The Pentagon’s statement followed earlier statements by U.S. Secretary of State John Kerry who said the idea of a buffer zone should be thoroughly studied.
“The buffer zone... is an idea that’s out there, it’s worth examining, it’s worth looking at very, very closely,” Kerry told reporters.
“We are at the stage of exploring this,” agreed British Foreign Secretary Philip Hammond, adding “we’d have to explore with our other allies and partners what is meant by a buffer zone, how such a concept would work. But I certainly wouldn’t want to rule it out.”
Meanwhile, in a phone call with his Turkish counterpart Recep Tayyip Erdogan, French President Francois Hollande "gave his support to the idea... of creating a buffer zone between Syria and Turkey to host and protect displaced people.”
ISIS militants are battling Kurdish militia in Kobane -- a town in northern Syria that borders Turkey -- and while air strikes by a U.S.-led coalition fighting IS have helped push back the jihadists, pressure is mounting for more international action to save the town.
Some 200,000 mainly Kurdish refugees have fled the IS advance into the area, and Ankara in particular has come under pressure to act, although its response has been complicated by concerns over emboldening Kurdish separatists, who have waged a deadly insurgency in Turkey over the past decades.

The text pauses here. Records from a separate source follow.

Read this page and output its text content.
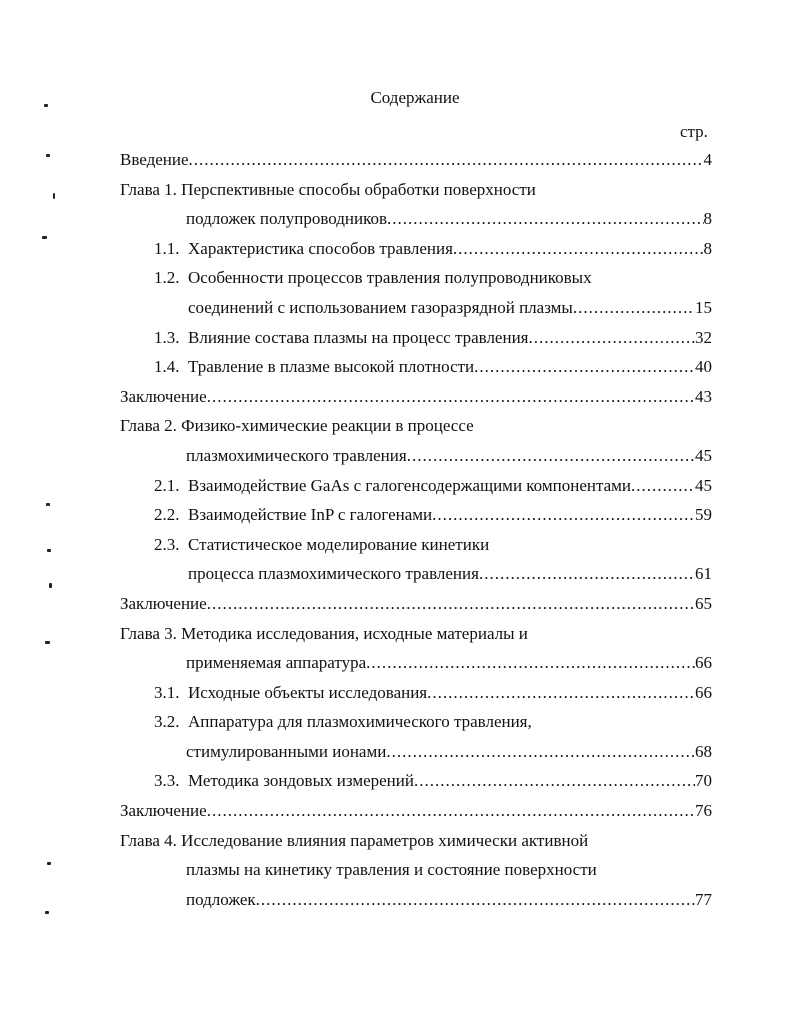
Содержание
стр.
Введение .....	4
Глава 1. Перспективные способы обработки поверхности
подложек полупроводников .....	8
1.1. Характеристика способов травления .....	8
1.2. Особенности процессов травления полупроводниковых
соединений с использованием газоразрядной плазмы .....	15
1.3. Влияние состава плазмы на процесс травления .....	32
1.4. Травление в плазме высокой плотности .....	40
Заключение .....	43
Глава 2. Физико-химические реакции в процессе
плазмохимического травления .....	45
2.1. Взаимодействие GaAs с галогенсодержащими компонентами .....	45
2.2. Взаимодействие InP с галогенами .....	59
2.3. Статистическое моделирование кинетики
процесса плазмохимического травления .....	61
Заключение .....	65
Глава 3. Методика исследования, исходные материалы и
применяемая аппаратура .....	66
3.1. Исходные объекты исследования .....	66
3.2. Аппаратура для плазмохимического травления,
стимулированными ионами .....	68
3.3. Методика зондовых измерений .....	70
Заключение .....	76
Глава 4. Исследование влияния параметров химически активной
плазмы на кинетику травления и состояние поверхности
подложек .....	77
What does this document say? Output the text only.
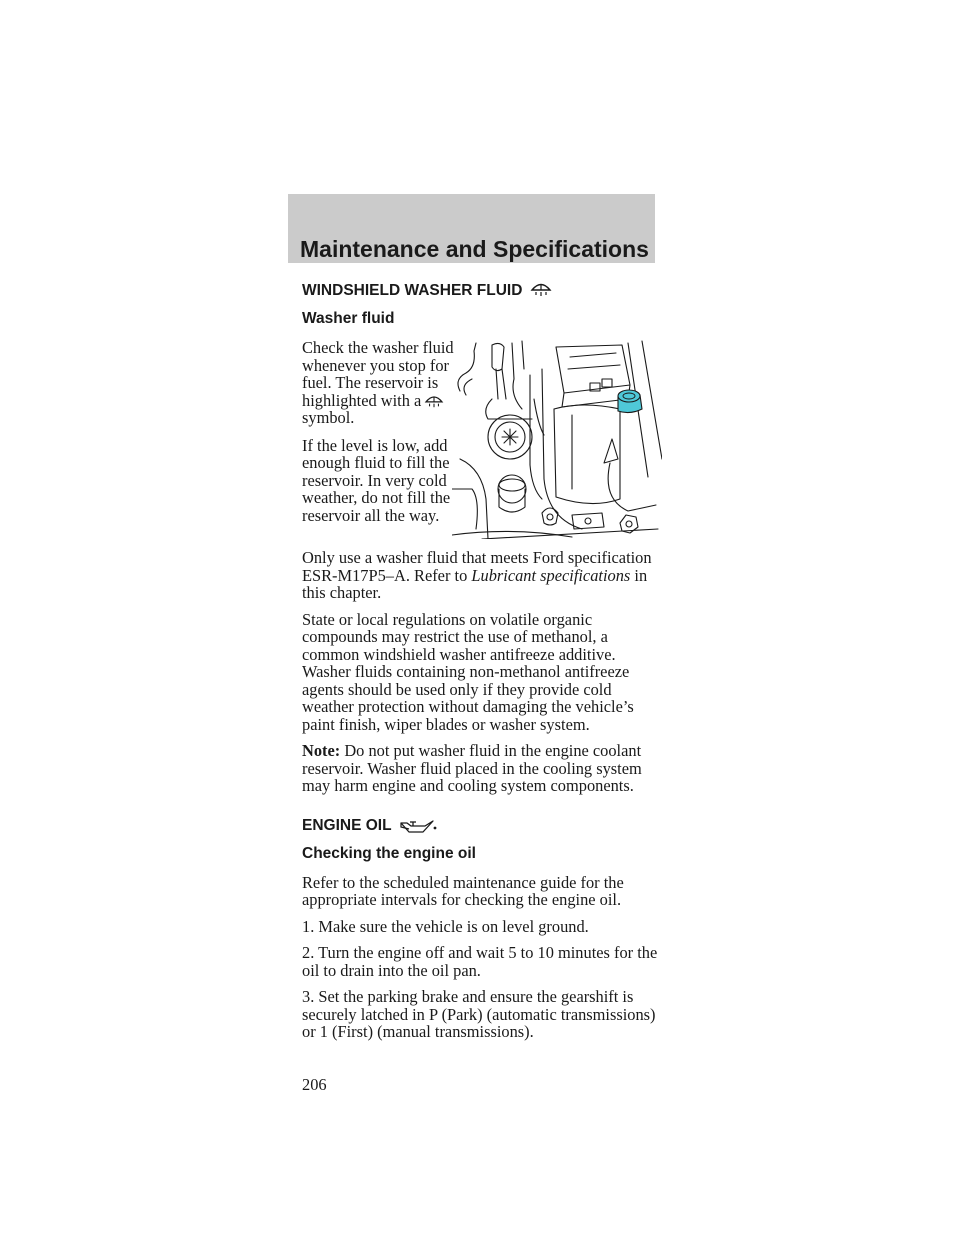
Maintenance and Specifications
WINDSHIELD WASHER FLUID
Washer fluid

Check the washer fluid
whenever you stop for
fuel. The reservoir is
highlighted with a
symbol.

If the level is low, add
enough fluid to fill the
reservoir. In very cold
weather, do not fill the
reservoir all the way.

Only use a washer fluid that meets Ford specification ESR-M17P5–A. Refer to Lubricant specifications in this chapter.

State or local regulations on volatile organic compounds may restrict the use of methanol, a common windshield washer antifreeze additive. Washer fluids containing non-methanol antifreeze agents should be used only if they provide cold weather protection without damaging the vehicle’s paint finish, wiper blades or washer system.

Note: Do not put washer fluid in the engine coolant reservoir. Washer fluid placed in the cooling system may harm engine and cooling system components.

ENGINE OIL
Checking the engine oil

Refer to the scheduled maintenance guide for the appropriate intervals for checking the engine oil.

1. Make sure the vehicle is on level ground.

2. Turn the engine off and wait 5 to 10 minutes for the oil to drain into the oil pan.

3. Set the parking brake and ensure the gearshift is securely latched in P (Park) (automatic transmissions) or 1 (First) (manual transmissions).

206
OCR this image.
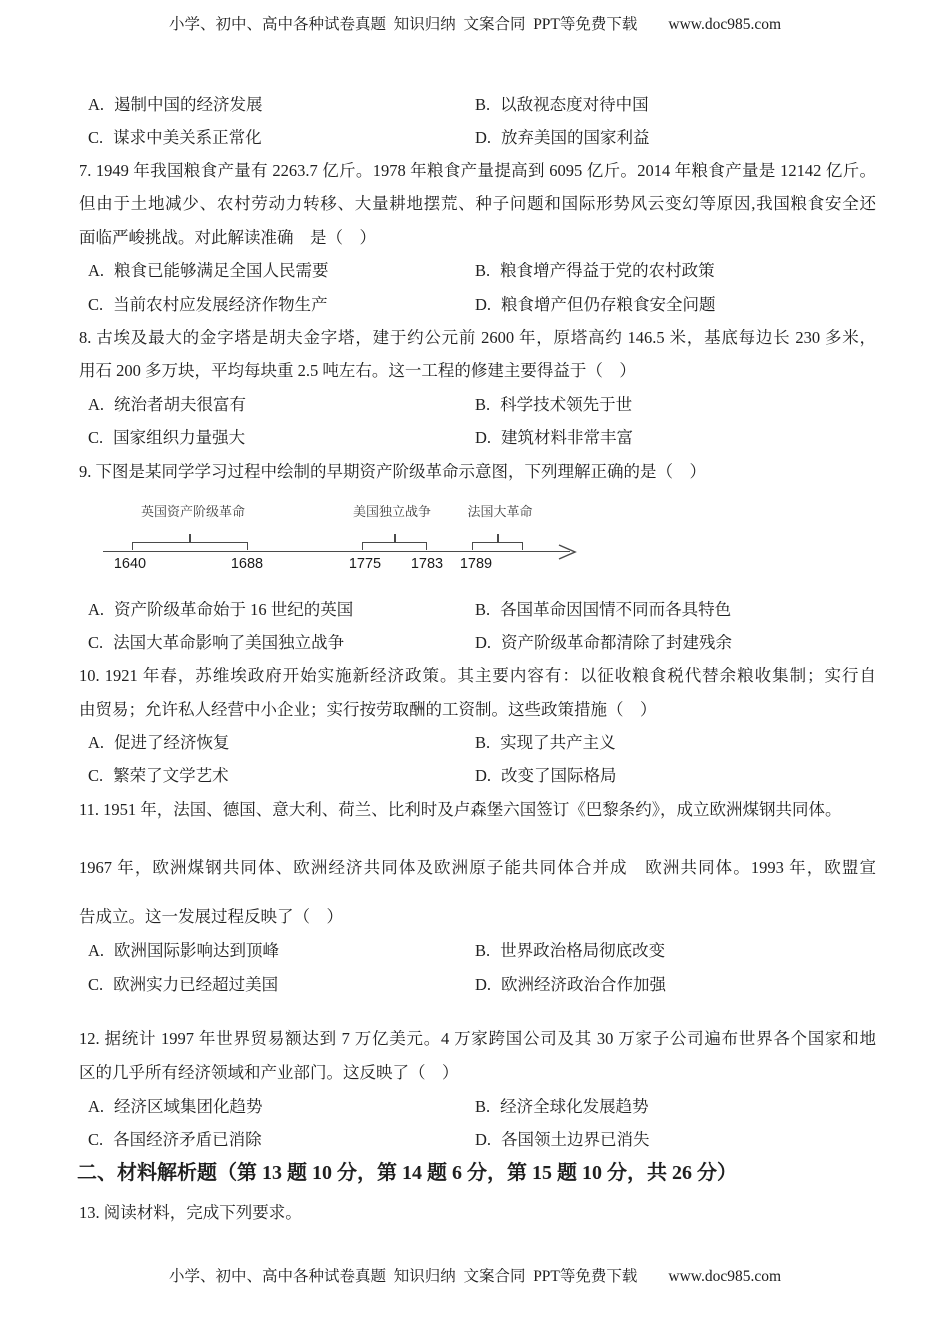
小学、初中、高中各种试卷真题  知识归纳  文案合同  PPT等免费下载　　www.doc985.com
A. 遏制中国的经济发展	B. 以敌视态度对待中国
C. 谋求中美关系正常化	D. 放弃美国的国家利益
7. 1949 年我国粮食产量有 2263.7 亿斤。1978 年粮食产量提高到 6095 亿斤。2014 年粮食产量是 12142 亿斤。
但由于土地减少、农村劳动力转移、大量耕地摆荒、种子问题和国际形势风云变幻等原因,我国粮食安全还
面临严峻挑战。对此解读准确　是（　）
A. 粮食已能够满足全国人民需要	B. 粮食增产得益于党的农村政策
C. 当前农村应发展经济作物生产	D. 粮食增产但仍存粮食安全问题
8. 古埃及最大的金字塔是胡夫金字塔，建于约公元前 2600 年，原塔高约 146.5 米，基底每边长 230 多米，
用石 200 多万块，平均每块重 2.5 吨左右。这一工程的修建主要得益于（　）
A. 统治者胡夫很富有	B. 科学技术领先于世
C. 国家组织力量强大	D. 建筑材料非常丰富
9. 下图是某同学学习过程中绘制的早期资产阶级革命示意图，下列理解正确的是（　）
英国资产阶级革命	美国独立战争	法国大革命
1640	1688	1775	1783	1789
A. 资产阶级革命始于 16 世纪的英国	B. 各国革命因国情不同而各具特色
C. 法国大革命影响了美国独立战争	D. 资产阶级革命都清除了封建残余
10. 1921 年春，苏维埃政府开始实施新经济政策。其主要内容有：以征收粮食税代替余粮收集制；实行自
由贸易；允许私人经营中小企业；实行按劳取酬的工资制。这些政策措施（　）
A. 促进了经济恢复	B. 实现了共产主义
C. 繁荣了文学艺术	D. 改变了国际格局
11. 1951 年，法国、德国、意大利、荷兰、比利时及卢森堡六国签订《巴黎条约》，成立欧洲煤钢共同体。
1967 年，欧洲煤钢共同体、欧洲经济共同体及欧洲原子能共同体合并成　欧洲共同体。1993 年，欧盟宣
告成立。这一发展过程反映了（　）
A. 欧洲国际影响达到顶峰	B. 世界政治格局彻底改变
C. 欧洲实力已经超过美国	D. 欧洲经济政治合作加强
12. 据统计 1997 年世界贸易额达到 7 万亿美元。4 万家跨国公司及其 30 万家子公司遍布世界各个国家和地
区的几乎所有经济领域和产业部门。这反映了（　）
A. 经济区域集团化趋势	B. 经济全球化发展趋势
C. 各国经济矛盾已消除	D. 各国领土边界已消失
二、材料解析题（第 13 题 10 分，第 14 题 6 分，第 15 题 10 分，共 26 分）
13. 阅读材料，完成下列要求。
小学、初中、高中各种试卷真题  知识归纳  文案合同  PPT等免费下载　　www.doc985.com
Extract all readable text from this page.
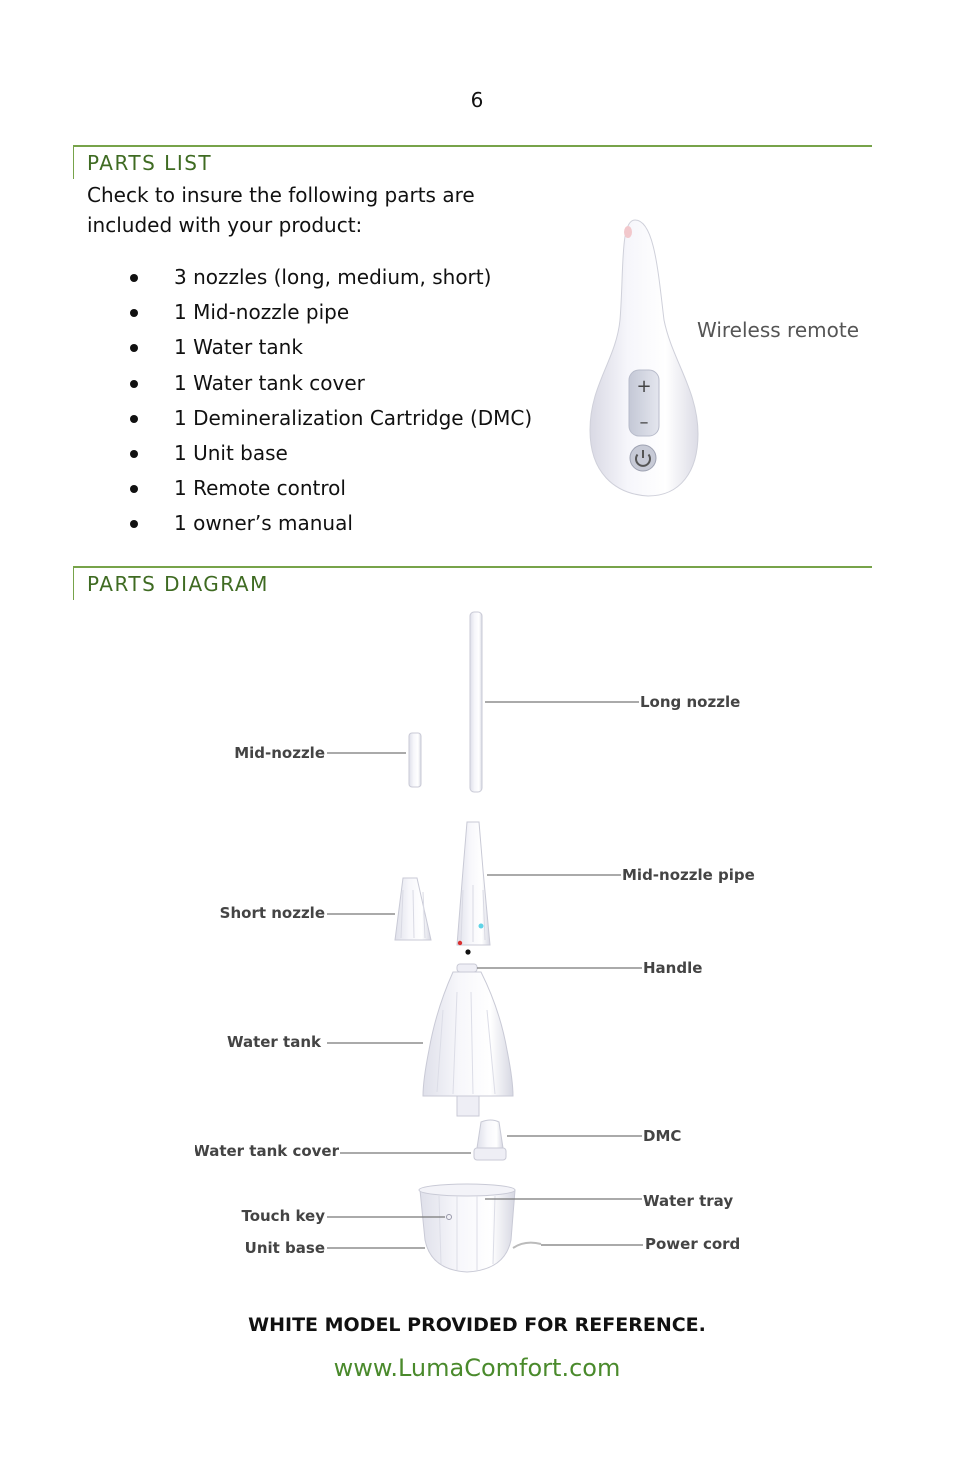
6
PARTS LIST
Check to insure the following parts are
included with your product:
3 nozzles (long, medium, short)
1 Mid-nozzle pipe
1 Water tank
1 Water tank cover
1 Demineralization Cartridge (DMC)
1 Unit base
1 Remote control
1 owner’s manual
+
–
Wireless remote
PARTS DIAGRAM
Long nozzle
Mid-nozzle
Mid-nozzle pipe
Short nozzle
Handle
Water tank
DMC
Water tank cover
Water tray
Touch key
Unit base	Power cord
WHITE MODEL PROVIDED FOR REFERENCE.
www.LumaComfort.com
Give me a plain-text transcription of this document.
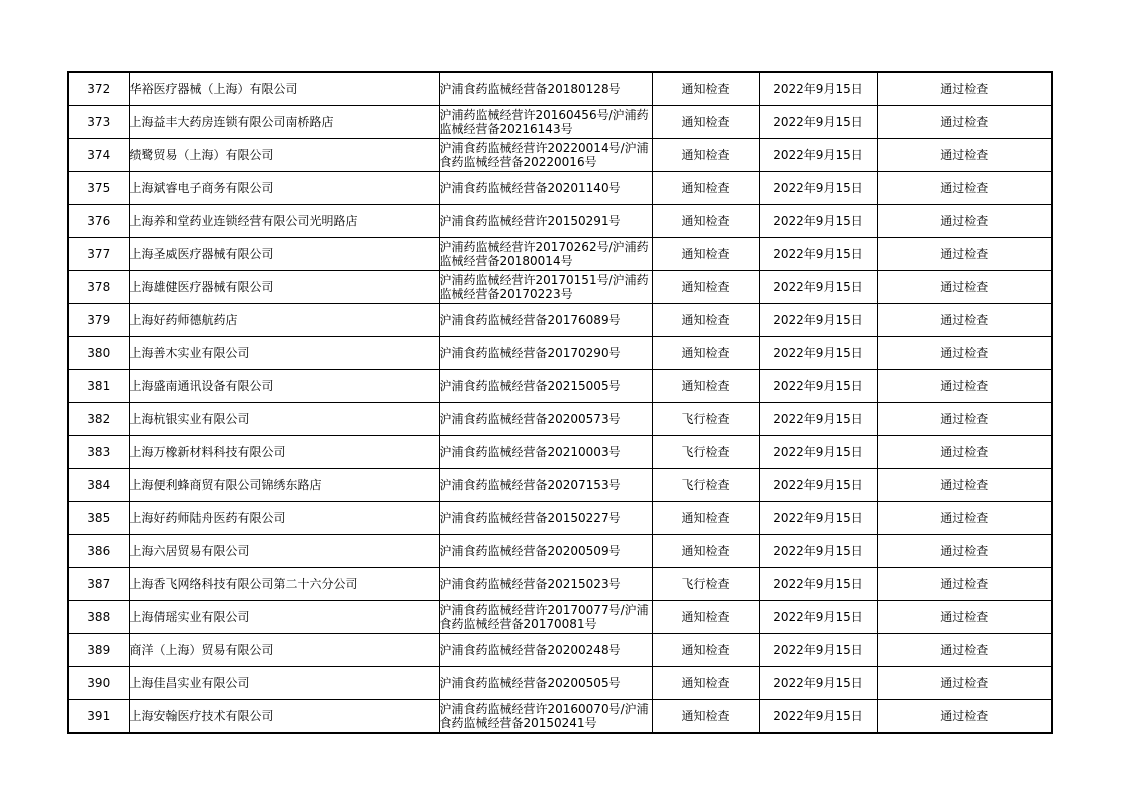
372	华裕医疗器械（上海）有限公司	沪浦食药监械经营备20180128号	通知检查	2022年9月15日	通过检查
373	上海益丰大药房连锁有限公司南桥路店	沪浦药监械经营许20160456号/沪浦药监械经营备20216143号	通知检查	2022年9月15日	通过检查
374	绩鹭贸易（上海）有限公司	沪浦食药监械经营许20220014号/沪浦食药监械经营备20220016号	通知检查	2022年9月15日	通过检查
375	上海斌睿电子商务有限公司	沪浦食药监械经营备20201140号	通知检查	2022年9月15日	通过检查
376	上海养和堂药业连锁经营有限公司光明路店	沪浦食药监械经营许20150291号	通知检查	2022年9月15日	通过检查
377	上海圣威医疗器械有限公司	沪浦药监械经营许20170262号/沪浦药监械经营备20180014号	通知检查	2022年9月15日	通过检查
378	上海雄健医疗器械有限公司	沪浦药监械经营许20170151号/沪浦药监械经营备20170223号	通知检查	2022年9月15日	通过检查
379	上海好药师德航药店	沪浦食药监械经营备20176089号	通知检查	2022年9月15日	通过检查
380	上海善木实业有限公司	沪浦食药监械经营备20170290号	通知检查	2022年9月15日	通过检查
381	上海盛南通讯设备有限公司	沪浦食药监械经营备20215005号	通知检查	2022年9月15日	通过检查
382	上海杭银实业有限公司	沪浦食药监械经营备20200573号	飞行检查	2022年9月15日	通过检查
383	上海万橡新材料科技有限公司	沪浦食药监械经营备20210003号	飞行检查	2022年9月15日	通过检查
384	上海便利蜂商贸有限公司锦绣东路店	沪浦食药监械经营备20207153号	飞行检查	2022年9月15日	通过检查
385	上海好药师陆舟医药有限公司	沪浦食药监械经营备20150227号	通知检查	2022年9月15日	通过检查
386	上海六居贸易有限公司	沪浦食药监械经营备20200509号	通知检查	2022年9月15日	通过检查
387	上海香飞网络科技有限公司第二十六分公司	沪浦食药监械经营备20215023号	飞行检查	2022年9月15日	通过检查
388	上海倩瑶实业有限公司	沪浦食药监械经营许20170077号/沪浦食药监械经营备20170081号	通知检查	2022年9月15日	通过检查
389	商洋（上海）贸易有限公司	沪浦食药监械经营备20200248号	通知检查	2022年9月15日	通过检查
390	上海佳昌实业有限公司	沪浦食药监械经营备20200505号	通知检查	2022年9月15日	通过检查
391	上海安翰医疗技术有限公司	沪浦食药监械经营许20160070号/沪浦食药监械经营备20150241号	通知检查	2022年9月15日	通过检查
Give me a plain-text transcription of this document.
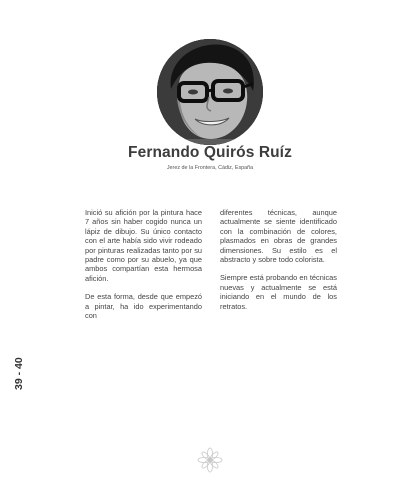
Fernando Quirós Ruíz
Jerez de la Frontera, Cádiz, España

Inició su afición por la pintura hace 7 años sin haber cogido nunca un lápiz de dibujo. Su único contacto con el arte había sido vivir rodeado por pinturas realizadas tanto por su padre como por su abuelo, ya que ambos compartían esta hermosa afición.

De esta forma, desde que empezó a pintar, ha ido experimentando con

diferentes técnicas, aunque actualmente se siente identificado con la combinación de colores, plasmados en obras de grandes dimensiones. Su estilo es el abstracto y sobre todo colorista.

Siempre está probando en técnicas nuevas y actualmente se está iniciando en el mundo de los retratos.

39 - 40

Kerry suggested that preventing the fall of Kobane to ISIS fighters was not a strategic U.S. objective and said
“As horrific as it is to watch in real time what is happening in Kobane ... you have to step back and understand the strategic objective,” Kerry told reporters at a news conference with British Foreign Secretary Philip Hammond.
“Notwithstanding the crisis in Kobane, the original targets of our efforts have been the command and control centers, the infrastructure,” he said. “We are trying to deprive the (ISIS) of the overall ability to wage this, not just in Kobane but throughout Syria and into Iraq.”